Normalerweise sollte jeder in Deutschland lebenden Person die Führung eines eigenen Girokontos möglich sein. Allerdings kann es aufgrund von Überschuldung, anderen ausgebliebenen Zahlungen, Mahnungen und Pfändungen zur Kündigung des Kontos kommen. Diese Vorgänge werden meist bei der Schufa registriert, was wiederum die Eröffnung eines neuen Kontos erschwert. Wenn auch Ihnen das Problem wiederfahren ist, sollten Sie zuerst nachfragen, ob Ihre bisherige Hausbank die Führung eines Girokontos auf Guthabenbasis ermöglicht. Deren Konditionen sind meist günstiger als anderer Kreditinstitute, die sich auf die Führung schufafreier Girokonten spezialisiert haben, dafür aber eine Einrichtungsgebühr und eine monatliche Grundgebühr kassieren.

Anbieterübersicht: Schufafreie Bankkonten im Vergleich

Wann wird ein schufafreies Bankkonto benötigt?

Fast alle Zahlungen werden heutzutage nur noch über Banken veranlasst. So ist sowohl die Gehaltszahlung als auch die Zahlung des Arbeitslosengeldes, der Arbeitslosenhilfe, der Rente und der Hartz IV-Bezüge an ein Girokonto gebunden. Auf dieses haben aber auch Gläubiger Zugriff, die eine Gehaltspfändung erwirkt haben. Um zumindest den bestehenden Pfändungsfreibetrag zur Verfügung zu haben, muss das Konto als sogenanntes P-Konto geführt werden. Ihnen bleibt dann zumindest der Pfändungsfreibetrag zur alleinigen Verfügung. Natürlich müssen von diesem noch Miet- und Unterhaltszahlungen vorgenommen und private Rechnungen beglichen werden.
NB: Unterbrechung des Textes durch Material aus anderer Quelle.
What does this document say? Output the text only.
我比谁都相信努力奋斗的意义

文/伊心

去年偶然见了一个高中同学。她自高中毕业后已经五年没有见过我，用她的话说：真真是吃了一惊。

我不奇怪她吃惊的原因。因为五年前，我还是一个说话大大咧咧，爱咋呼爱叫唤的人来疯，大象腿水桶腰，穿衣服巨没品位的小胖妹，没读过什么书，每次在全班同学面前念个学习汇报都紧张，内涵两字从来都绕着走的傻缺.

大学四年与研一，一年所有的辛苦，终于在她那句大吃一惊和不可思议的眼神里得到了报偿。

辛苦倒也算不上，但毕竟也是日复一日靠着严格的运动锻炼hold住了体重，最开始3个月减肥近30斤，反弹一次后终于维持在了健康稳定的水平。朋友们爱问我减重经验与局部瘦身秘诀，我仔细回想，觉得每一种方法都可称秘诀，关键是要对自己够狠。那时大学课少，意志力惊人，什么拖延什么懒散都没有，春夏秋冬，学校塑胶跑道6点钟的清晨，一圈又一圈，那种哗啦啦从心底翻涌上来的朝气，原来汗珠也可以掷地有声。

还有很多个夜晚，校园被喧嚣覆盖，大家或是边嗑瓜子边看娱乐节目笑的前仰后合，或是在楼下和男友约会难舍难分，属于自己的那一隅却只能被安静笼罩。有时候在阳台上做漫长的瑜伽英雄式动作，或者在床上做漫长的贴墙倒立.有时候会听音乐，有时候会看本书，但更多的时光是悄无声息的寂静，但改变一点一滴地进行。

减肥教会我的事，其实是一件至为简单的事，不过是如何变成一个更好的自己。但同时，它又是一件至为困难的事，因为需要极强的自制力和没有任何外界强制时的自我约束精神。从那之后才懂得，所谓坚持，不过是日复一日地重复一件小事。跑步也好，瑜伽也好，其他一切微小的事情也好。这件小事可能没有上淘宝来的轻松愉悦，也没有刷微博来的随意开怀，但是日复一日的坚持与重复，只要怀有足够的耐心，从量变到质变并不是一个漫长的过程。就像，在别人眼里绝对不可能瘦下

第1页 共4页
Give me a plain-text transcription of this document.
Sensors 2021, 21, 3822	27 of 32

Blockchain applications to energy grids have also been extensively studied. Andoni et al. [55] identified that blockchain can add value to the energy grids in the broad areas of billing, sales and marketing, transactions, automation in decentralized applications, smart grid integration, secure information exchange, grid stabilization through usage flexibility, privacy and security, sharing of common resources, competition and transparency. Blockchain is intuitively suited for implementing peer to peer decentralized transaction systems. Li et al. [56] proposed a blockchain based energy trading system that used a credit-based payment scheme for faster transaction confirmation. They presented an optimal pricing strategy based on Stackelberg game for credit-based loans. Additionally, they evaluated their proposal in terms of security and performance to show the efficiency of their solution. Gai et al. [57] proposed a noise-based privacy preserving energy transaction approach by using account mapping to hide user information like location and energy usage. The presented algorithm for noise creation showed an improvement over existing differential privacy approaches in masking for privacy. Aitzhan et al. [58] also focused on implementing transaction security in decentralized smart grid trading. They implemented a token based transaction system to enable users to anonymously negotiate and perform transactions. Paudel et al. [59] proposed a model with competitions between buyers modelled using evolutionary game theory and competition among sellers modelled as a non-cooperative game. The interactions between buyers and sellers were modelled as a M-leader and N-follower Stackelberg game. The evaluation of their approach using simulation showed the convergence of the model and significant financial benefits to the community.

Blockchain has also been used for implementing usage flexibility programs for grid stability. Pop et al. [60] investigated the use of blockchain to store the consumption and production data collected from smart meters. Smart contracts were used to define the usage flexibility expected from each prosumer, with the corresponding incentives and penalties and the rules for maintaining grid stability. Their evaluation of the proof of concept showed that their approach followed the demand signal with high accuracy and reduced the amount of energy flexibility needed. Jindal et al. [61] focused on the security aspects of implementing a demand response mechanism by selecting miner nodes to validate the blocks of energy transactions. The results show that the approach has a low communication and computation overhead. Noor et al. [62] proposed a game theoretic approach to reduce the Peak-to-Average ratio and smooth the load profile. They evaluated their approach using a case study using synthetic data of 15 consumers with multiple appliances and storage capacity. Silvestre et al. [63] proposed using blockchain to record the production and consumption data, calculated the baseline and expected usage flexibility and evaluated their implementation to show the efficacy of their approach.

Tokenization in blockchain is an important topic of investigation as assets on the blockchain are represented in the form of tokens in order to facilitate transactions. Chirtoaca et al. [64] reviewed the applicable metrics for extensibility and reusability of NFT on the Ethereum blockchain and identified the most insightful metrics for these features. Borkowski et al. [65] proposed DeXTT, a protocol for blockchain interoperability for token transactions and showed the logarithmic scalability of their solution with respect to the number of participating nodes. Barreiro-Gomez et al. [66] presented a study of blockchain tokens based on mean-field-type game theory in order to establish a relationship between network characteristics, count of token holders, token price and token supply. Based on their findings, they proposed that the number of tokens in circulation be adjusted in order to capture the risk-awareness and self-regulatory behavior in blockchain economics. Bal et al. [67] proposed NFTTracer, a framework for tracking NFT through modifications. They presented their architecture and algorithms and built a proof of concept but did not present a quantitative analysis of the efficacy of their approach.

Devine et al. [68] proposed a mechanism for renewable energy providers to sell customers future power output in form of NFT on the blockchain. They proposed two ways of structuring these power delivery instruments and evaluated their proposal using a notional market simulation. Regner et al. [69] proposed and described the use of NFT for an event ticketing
Vor- und Nachteile eines schufafreien Bankkontos

Die größten Vorteile liegen sicher in der Ausgabenkontrolle, da dieses Konto nur als Guthabenkonto geführt werden kann, und in der Nutzung von Master-, Maestro- und VISA-Karten auf Prepaid-Basis. Es muss also erst ein Betrag auf das Kartenkonto eingezahlt werden, bevor Zahlungen mittels Karte bis zur maximalen Guthabenhöhe möglich sind. Via Online-Banking kann der Guthabenbetrag aber binnen Sekunden aufgeladen werden. Interessant ist auch die durchaus attraktive Guthabenverzinsung einiger schufafreier Girokonten.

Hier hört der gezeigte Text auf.